In this work, we present CoCal, an interpretable and consistent object parsing framework based on dictionary-based mask transformer. Designed around Contrastive Components and Logical Constraints, CoCal rethinks existing cluster-based mask transformer architectures used in segmentation; Specifically, CoCal utilizes a set of dictionary components, with each component being explicitly linked to a specific semantic class. To advance this concept, CoCal introduces a hierarchical formulation of dictionary components that aligns with the semantic hierarchy. This is achieved through the integration of both within-level contrastive components and cross-level logical constraints. Concretely, CoCal employs a component-wise contrastive algorithm at each semantic level, enabling the contrasting of dictionary components within the same class against those from different classes. Furthermore, CoCal addresses logical concerns by ensuring that the dictionary component representing a particular part is closer to its corresponding object component than to those of other objects through a cross-level contrastive learning objective. To further enhance our logical relation modeling, we implement a post-processing function inspired by the principle that a pixel assigned to a part should also be assigned to its corresponding object. With these innovations, CoCal establishes a new state-of-the-art performance on both PartImageNet and Pascal-Part-108, outperforming previous methods by a significant margin of 2.08% and 0.70% in part mIoU, respectively. Moreover, CoCal exhibits notable enhancements in object-level metrics across these benchmarks, highlighting its capacity to not only refine parsing at a finer level but also elevate the overall quality of object segmentation.

Paper Structure

This paper contains 16 sections, 8 equations, 4 figures, 4 tables.

Figures (4)

  • Figure 1: Illustration of the proposed component-wise contrastive objectives.
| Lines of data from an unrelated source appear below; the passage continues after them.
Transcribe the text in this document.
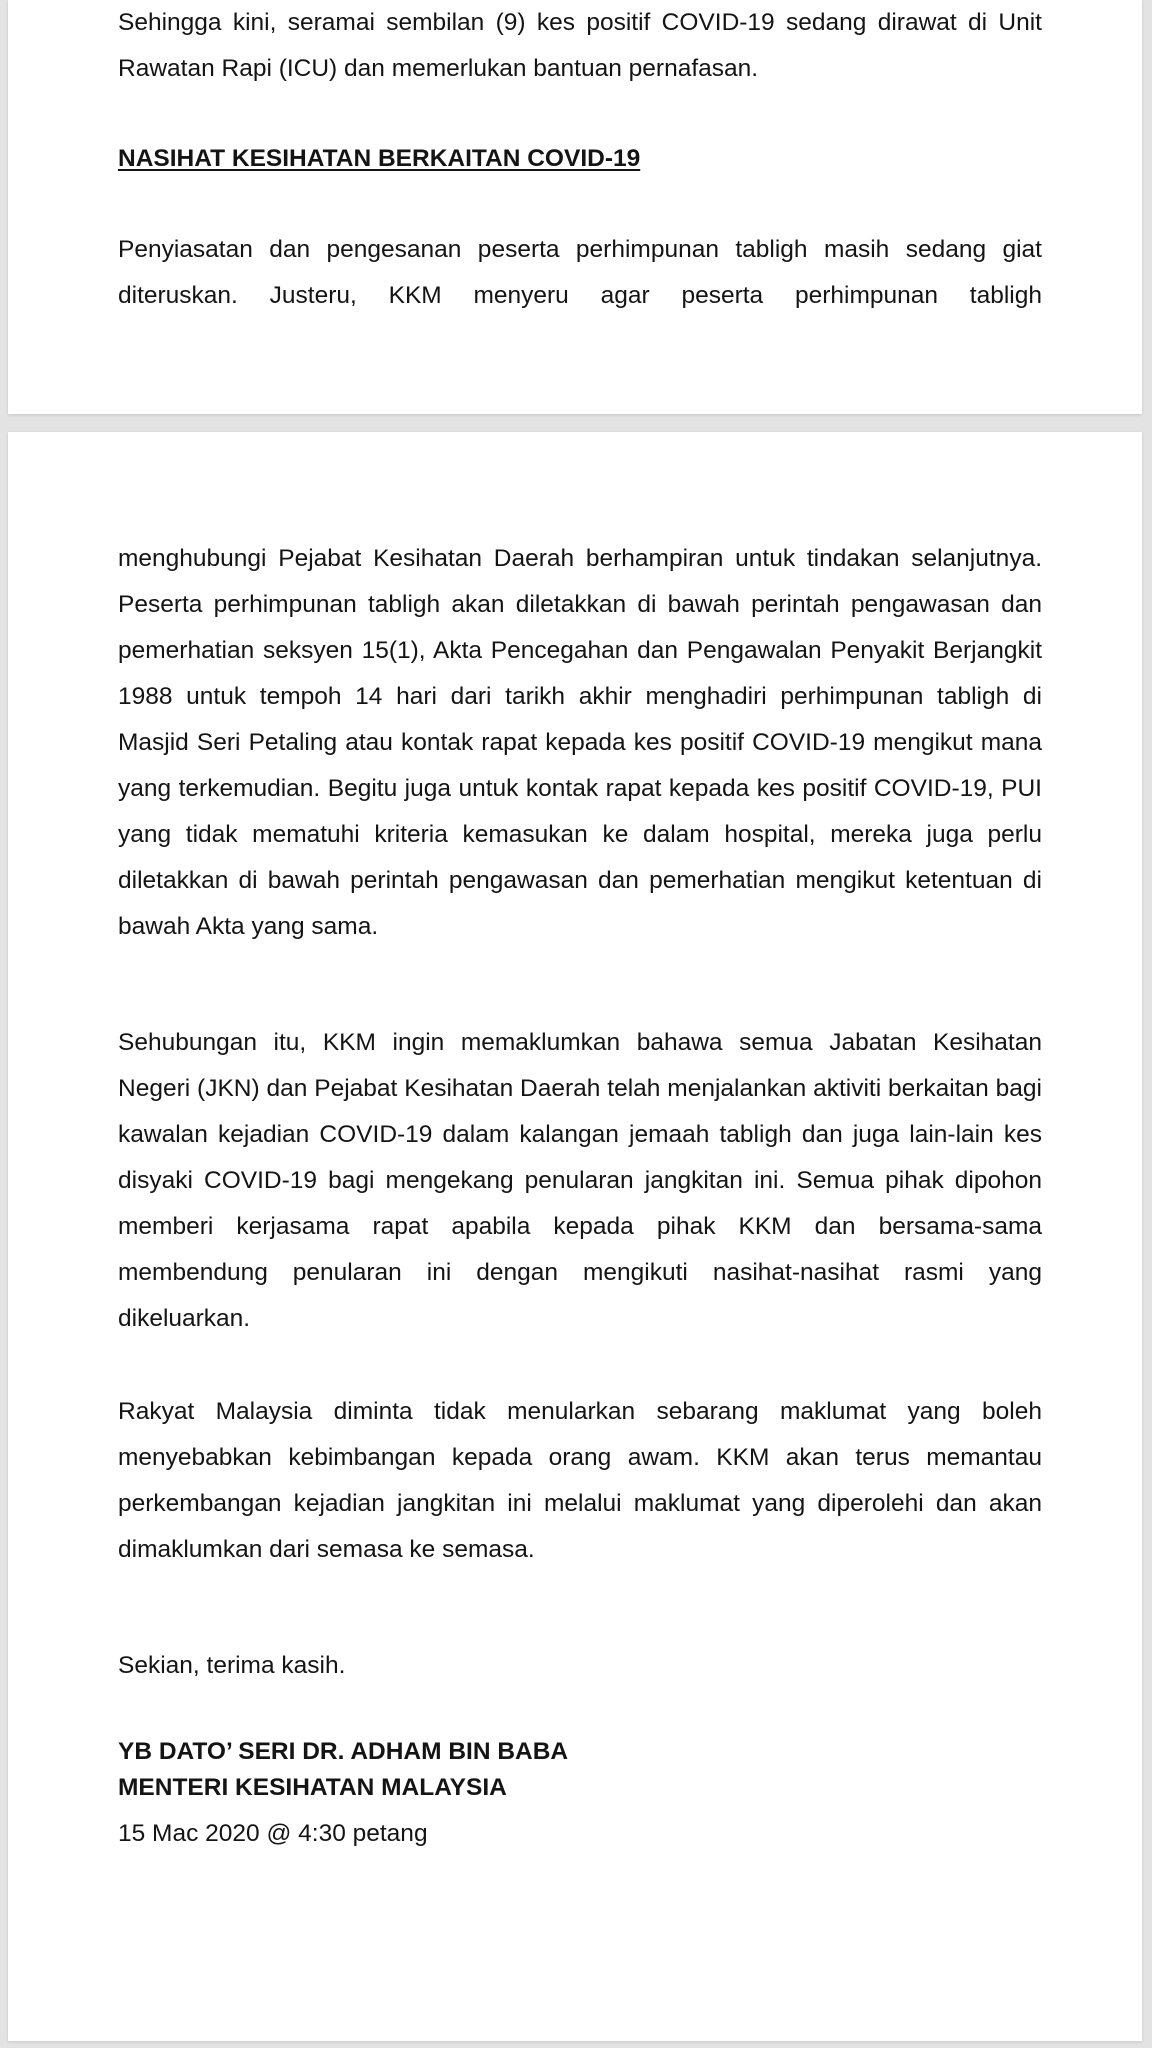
Sehingga kini, seramai sembilan (9) kes positif COVID-19 sedang dirawat di Unit Rawatan Rapi (ICU) dan memerlukan bantuan pernafasan.

NASIHAT KESIHATAN BERKAITAN COVID-19

Penyiasatan dan pengesanan peserta perhimpunan tabligh masih sedang giat diteruskan. Justeru, KKM menyeru agar peserta perhimpunan tabligh

menghubungi Pejabat Kesihatan Daerah berhampiran untuk tindakan selanjutnya. Peserta perhimpunan tabligh akan diletakkan di bawah perintah pengawasan dan pemerhatian seksyen 15(1), Akta Pencegahan dan Pengawalan Penyakit Berjangkit 1988 untuk tempoh 14 hari dari tarikh akhir menghadiri perhimpunan tabligh di Masjid Seri Petaling atau kontak rapat kepada kes positif COVID-19 mengikut mana yang terkemudian. Begitu juga untuk kontak rapat kepada kes positif COVID-19, PUI yang tidak mematuhi kriteria kemasukan ke dalam hospital, mereka juga perlu diletakkan di bawah perintah pengawasan dan pemerhatian mengikut ketentuan di bawah Akta yang sama.

Sehubungan itu, KKM ingin memaklumkan bahawa semua Jabatan Kesihatan Negeri (JKN) dan Pejabat Kesihatan Daerah telah menjalankan aktiviti berkaitan bagi kawalan kejadian COVID-19 dalam kalangan jemaah tabligh dan juga lain-lain kes disyaki COVID-19 bagi mengekang penularan jangkitan ini. Semua pihak dipohon memberi kerjasama rapat apabila kepada pihak KKM dan bersama-sama membendung penularan ini dengan mengikuti nasihat-nasihat rasmi yang dikeluarkan.

Rakyat Malaysia diminta tidak menularkan sebarang maklumat yang boleh menyebabkan kebimbangan kepada orang awam. KKM akan terus memantau perkembangan kejadian jangkitan ini melalui maklumat yang diperolehi dan akan dimaklumkan dari semasa ke semasa.

Sekian, terima kasih.

YB DATO’ SERI DR. ADHAM BIN BABA
MENTERI KESIHATAN MALAYSIA

15 Mac 2020 @ 4:30 petang
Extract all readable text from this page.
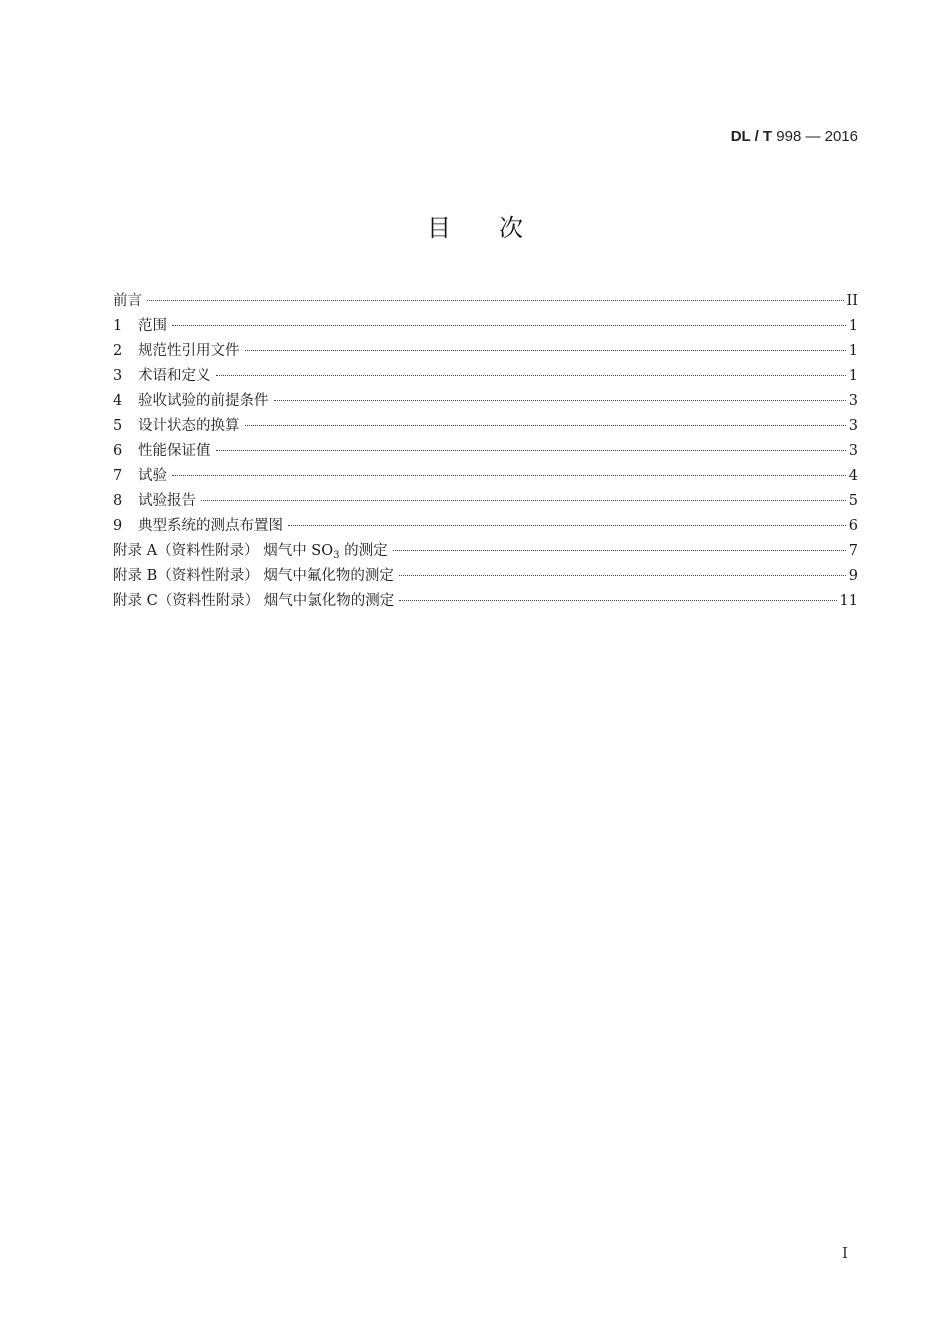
DL / T 998 — 2016
目次
前言	II
1 范围	1
2 规范性引用文件	1
3 术语和定义	1
4 验收试验的前提条件	3
5 设计状态的换算	3
6 性能保证值	3
7 试验	4
8 试验报告	5
9 典型系统的测点布置图	6
附录 A（资料性附录） 烟气中 $SO_3$ 的测定	7
附录 B（资料性附录） 烟气中氟化物的测定	9
附录 C（资料性附录） 烟气中氯化物的测定	11
I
CoCal establishes two discriminative dictionaries at the part and object levels. Within the same semantic level, part/object components of the same classes are pulled closer ($\rightarrow\leftarrow$), while those of different classes are pushed apart ($\leftarrow\rightarrow$) (i.e., contrastive components). At the cross-semantic level, part components and their corresponding object components are pulled closer and vice versa (i.e. logical constraints).
  • Figure 2: Meta-architecture of the proposed CoCal. CoCal builds on top of an off-the-shelf clustering-based mask transformer, incorporating dictionary components that function as the cluster centers for each semantic class. Throughout training, the dictionary components in CoCal are updated via both mask-wise objectives from the transformer and contrastive objectives from the dictionary. During testing, CoCal adopts a straightforward inference approach by executing nearest neighbor search of the pixel features on the dictionary components.
  • Figure 3: Illustration of logical constraints at inference. In this picture, a reptile-head and reptile-body are wrongly predicted as the snake-head and snake-body, respectively. CoCal corrects the wrong prediction by computing the logical path probability through multiplying the part-level probability and object-level probability and re-assigns the labels along the path thus producing the correct part prediction.
  • Figure 4: Qualitative comparison for CoCal and kMaX-DeepLab on PartImageNet. Note that CoCal produces much more accurate object parsing results with precise boundaries (e.g., row 1) and fewer missed detections (e.g., row 2 & 3).